Ricardo Pineda Gadea* ¿Deben o no los cristianos involucrarse en la política? ¿es adecuado que un ministro de Dios se postule a la Alcaldía de su localidad? ¿debe un cristiano abstenerse de ejercer su derecho al voto? Ser cristiano es estar comprometido con la sociedad que nos rodea, si no somos sensibles a las necesidades […]

Ricardo Pineda Gadea*

¿Deben o no los cristianos involucrarse en la política? ¿es adecuado que un ministro de Dios se postule a la Alcaldía de su localidad? ¿debe un cristiano abstenerse de ejercer su derecho al voto?

Ser cristiano es estar comprometido con la sociedad que nos rodea, si no somos sensibles a las necesidades de quienes viven cerca de nosotros, ¿ante quién podríamos serlo? Si no amamos a los vecinos con quienes compartimos pobrezas y dificultades, ¿a quién amaremos?
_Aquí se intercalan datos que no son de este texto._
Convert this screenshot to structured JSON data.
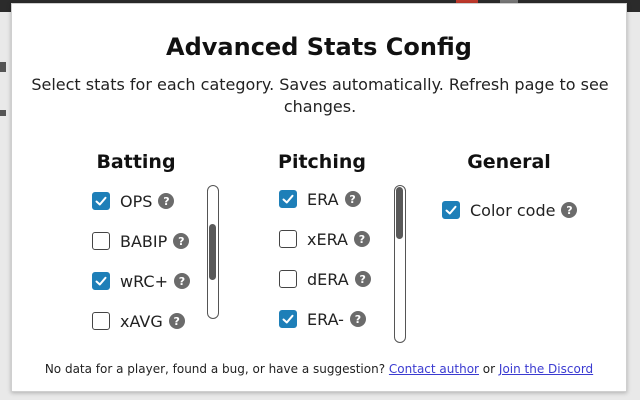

Los cristianos debemos procurar que nuestros gobernantes sean personas de un comportamiento moral indiscutible, intachable, inmaculado. Es nuestro derecho ciudadano poder elegir y ser electos. Estamos acostumbrados a los políticos tradicionales que calculan que “la fama pasa y la plata queda”, a los que van de piñata en piñata y de botín en botín, por eso tenemos aversión a la palabra política, y creemos que todo aquél que se lanza en una aventura electoral es en busca de fortuna fácil a costa de todos los demás.
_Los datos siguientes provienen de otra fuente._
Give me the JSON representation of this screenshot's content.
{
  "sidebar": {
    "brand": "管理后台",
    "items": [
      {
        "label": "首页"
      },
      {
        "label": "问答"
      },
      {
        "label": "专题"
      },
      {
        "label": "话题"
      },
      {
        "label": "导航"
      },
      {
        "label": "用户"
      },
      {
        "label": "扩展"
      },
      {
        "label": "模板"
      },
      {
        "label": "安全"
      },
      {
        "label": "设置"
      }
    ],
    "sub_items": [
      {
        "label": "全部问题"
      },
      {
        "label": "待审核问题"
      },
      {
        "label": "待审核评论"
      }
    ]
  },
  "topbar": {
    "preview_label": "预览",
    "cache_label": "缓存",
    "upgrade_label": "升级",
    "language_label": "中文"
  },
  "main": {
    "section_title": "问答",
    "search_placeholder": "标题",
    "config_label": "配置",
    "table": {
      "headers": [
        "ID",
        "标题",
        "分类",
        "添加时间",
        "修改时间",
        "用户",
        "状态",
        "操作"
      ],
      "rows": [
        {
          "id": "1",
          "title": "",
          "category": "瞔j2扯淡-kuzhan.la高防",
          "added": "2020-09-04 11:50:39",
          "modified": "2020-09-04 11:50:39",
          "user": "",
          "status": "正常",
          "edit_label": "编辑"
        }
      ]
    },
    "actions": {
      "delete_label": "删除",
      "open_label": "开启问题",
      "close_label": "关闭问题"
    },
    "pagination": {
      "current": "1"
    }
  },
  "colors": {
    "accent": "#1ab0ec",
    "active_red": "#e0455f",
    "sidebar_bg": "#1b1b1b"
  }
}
Este pensamiento no debe ser el argumento a esgrimir para justificar el abstencionismo. Ese error no enmienda los errores pasados. Tenemos que participar, elegir, buscar candidatos idóneos moralmente, de buena reputación, con valores familiares y vocación de servicio.

Insto a los ciudadanos a ir más allá, a escudriñar a cada candidato, a buscar a aquél que, despojándose de sus intereses personales y partidistas, se lance a trabajar por mejorar las condiciones de vida de los ciudadanos en todo su período, como servidor público y no como político electorero. Seamos optimistas, busquemos con el corazón y el entendimiento abierto, el Señor proveerá de líderes a su pueblo. “Pedid y se os dará”, dice en su palabra, y yo le creo.

Si nos unimos en oración en cada población tendremos el alcalde que necesitamos. Debemos orar, pedir sabiduría del cielo, que nuestra escogencia sea agradable al Señor. Este año las cosas deben cambiar. La participación de cada uno hará la diferencia.